このように未だ最高値を更新できない日経平均株価だが、毎月積立をして投資していれば資産が2倍近くになっている。

やはり、長期的な視点で時間分散もできる積立投資を基本に資産を形成することがが重要である。特に若い世代は、老後資金準備を考える上では、退職までの時間もあるので積極的に投資性商品に資産を配分すべきである。


日本の金融教育は米英に比べ遅れているが、ようやく2022年度から高校の家庭科の授業で金融教育がはじまる。

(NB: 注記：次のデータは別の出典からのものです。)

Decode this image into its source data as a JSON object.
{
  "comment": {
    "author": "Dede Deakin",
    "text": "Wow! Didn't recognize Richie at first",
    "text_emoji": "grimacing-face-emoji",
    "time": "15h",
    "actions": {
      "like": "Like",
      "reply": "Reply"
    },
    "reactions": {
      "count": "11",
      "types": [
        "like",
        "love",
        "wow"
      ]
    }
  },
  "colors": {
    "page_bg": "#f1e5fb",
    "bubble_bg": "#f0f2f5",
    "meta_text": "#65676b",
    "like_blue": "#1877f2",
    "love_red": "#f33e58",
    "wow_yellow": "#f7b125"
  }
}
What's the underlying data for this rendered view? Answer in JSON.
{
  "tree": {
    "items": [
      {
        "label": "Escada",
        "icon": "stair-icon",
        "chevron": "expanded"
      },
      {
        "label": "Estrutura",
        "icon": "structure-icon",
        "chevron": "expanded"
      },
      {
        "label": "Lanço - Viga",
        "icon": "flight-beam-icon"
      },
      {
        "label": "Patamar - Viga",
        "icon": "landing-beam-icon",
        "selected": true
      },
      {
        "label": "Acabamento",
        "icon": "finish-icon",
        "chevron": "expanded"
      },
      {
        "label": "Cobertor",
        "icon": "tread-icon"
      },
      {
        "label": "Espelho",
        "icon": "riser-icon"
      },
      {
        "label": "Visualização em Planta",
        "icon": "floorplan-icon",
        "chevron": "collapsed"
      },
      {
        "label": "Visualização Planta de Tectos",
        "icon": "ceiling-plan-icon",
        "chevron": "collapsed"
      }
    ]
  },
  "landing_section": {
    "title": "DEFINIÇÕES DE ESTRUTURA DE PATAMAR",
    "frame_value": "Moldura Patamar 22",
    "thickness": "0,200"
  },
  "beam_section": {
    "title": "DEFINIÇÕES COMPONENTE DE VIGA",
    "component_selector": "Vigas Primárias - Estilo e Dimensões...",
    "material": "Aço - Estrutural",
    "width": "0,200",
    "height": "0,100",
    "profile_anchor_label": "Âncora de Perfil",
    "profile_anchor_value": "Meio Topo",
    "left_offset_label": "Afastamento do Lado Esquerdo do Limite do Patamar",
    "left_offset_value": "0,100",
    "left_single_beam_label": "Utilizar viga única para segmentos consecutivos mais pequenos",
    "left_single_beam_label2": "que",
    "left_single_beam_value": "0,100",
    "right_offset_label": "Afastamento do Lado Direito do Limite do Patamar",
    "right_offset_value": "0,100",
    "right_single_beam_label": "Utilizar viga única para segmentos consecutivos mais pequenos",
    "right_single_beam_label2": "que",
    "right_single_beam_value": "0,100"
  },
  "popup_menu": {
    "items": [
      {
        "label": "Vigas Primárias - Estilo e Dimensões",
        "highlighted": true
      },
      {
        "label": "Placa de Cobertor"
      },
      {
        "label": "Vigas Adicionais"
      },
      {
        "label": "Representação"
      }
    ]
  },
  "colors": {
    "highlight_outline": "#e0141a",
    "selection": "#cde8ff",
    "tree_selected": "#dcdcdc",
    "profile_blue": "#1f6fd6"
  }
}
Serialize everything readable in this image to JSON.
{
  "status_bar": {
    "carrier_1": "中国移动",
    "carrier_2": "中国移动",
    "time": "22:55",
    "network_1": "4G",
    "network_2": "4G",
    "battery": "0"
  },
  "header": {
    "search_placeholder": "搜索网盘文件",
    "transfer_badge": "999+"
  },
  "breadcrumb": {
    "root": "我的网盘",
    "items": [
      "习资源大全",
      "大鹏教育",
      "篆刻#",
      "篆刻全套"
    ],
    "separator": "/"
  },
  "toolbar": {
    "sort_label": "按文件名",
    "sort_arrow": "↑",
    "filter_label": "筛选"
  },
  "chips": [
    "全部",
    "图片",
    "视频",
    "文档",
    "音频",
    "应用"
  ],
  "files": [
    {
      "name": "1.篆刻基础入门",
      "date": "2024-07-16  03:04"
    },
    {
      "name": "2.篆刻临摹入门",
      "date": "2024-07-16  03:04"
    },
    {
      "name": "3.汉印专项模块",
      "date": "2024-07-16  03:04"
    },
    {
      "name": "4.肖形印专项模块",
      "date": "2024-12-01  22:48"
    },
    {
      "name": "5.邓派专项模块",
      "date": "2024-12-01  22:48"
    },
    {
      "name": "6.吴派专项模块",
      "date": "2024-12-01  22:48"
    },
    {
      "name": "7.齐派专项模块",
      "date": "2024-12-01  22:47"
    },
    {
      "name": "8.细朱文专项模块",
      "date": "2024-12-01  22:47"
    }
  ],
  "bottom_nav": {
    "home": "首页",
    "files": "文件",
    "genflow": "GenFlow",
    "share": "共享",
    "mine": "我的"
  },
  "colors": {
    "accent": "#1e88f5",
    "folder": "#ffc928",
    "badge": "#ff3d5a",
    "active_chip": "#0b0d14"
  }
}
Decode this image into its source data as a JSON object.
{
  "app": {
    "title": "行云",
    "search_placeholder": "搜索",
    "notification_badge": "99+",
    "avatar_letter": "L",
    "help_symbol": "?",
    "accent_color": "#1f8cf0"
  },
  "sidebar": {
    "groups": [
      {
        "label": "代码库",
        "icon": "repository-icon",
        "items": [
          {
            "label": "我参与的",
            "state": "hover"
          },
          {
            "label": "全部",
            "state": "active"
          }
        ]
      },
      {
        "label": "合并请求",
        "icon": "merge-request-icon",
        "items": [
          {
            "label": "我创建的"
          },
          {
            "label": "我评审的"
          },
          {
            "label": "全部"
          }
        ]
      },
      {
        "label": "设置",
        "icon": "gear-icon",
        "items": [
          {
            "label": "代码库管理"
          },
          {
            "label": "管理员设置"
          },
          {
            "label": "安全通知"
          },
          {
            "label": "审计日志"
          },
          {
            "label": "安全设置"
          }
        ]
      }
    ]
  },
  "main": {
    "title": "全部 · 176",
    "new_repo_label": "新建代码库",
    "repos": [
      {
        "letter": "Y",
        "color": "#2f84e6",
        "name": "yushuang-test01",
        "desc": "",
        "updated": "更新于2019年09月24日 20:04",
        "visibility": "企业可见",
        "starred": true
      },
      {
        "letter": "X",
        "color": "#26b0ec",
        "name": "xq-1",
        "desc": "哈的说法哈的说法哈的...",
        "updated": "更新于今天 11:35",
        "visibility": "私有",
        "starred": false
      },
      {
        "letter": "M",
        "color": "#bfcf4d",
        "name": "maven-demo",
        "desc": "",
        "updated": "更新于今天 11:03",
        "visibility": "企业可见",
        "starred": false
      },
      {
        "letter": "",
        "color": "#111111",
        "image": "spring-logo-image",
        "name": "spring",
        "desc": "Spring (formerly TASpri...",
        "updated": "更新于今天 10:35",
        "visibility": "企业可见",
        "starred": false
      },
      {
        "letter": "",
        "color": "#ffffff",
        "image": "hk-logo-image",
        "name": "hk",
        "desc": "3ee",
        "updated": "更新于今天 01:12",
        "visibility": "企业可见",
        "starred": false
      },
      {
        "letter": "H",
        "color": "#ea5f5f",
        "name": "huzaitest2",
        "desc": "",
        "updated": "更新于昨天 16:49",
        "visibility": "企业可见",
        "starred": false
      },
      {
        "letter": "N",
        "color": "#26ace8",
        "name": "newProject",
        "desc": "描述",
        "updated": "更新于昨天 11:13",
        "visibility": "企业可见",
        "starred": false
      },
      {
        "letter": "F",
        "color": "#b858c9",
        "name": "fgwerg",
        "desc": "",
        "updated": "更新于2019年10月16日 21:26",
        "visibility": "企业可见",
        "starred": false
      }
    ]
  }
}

授業の中で「資産形成」の視点に触れるよう規定され株式や債券、投資信託など基本的な金融商品の特徴を教えることになる。


冒頭でも述べたように、最近資産形成や投資関連の相談は非常に増えている。

資産内容が投資性商品に多くを配分している人と、そうではない人では現在の日本の金利水準では将来の資産拡大の差が大きい。

日米英のような金融資産の推移の差は、今後20年、30年後、日本国内でも起こるのではないか。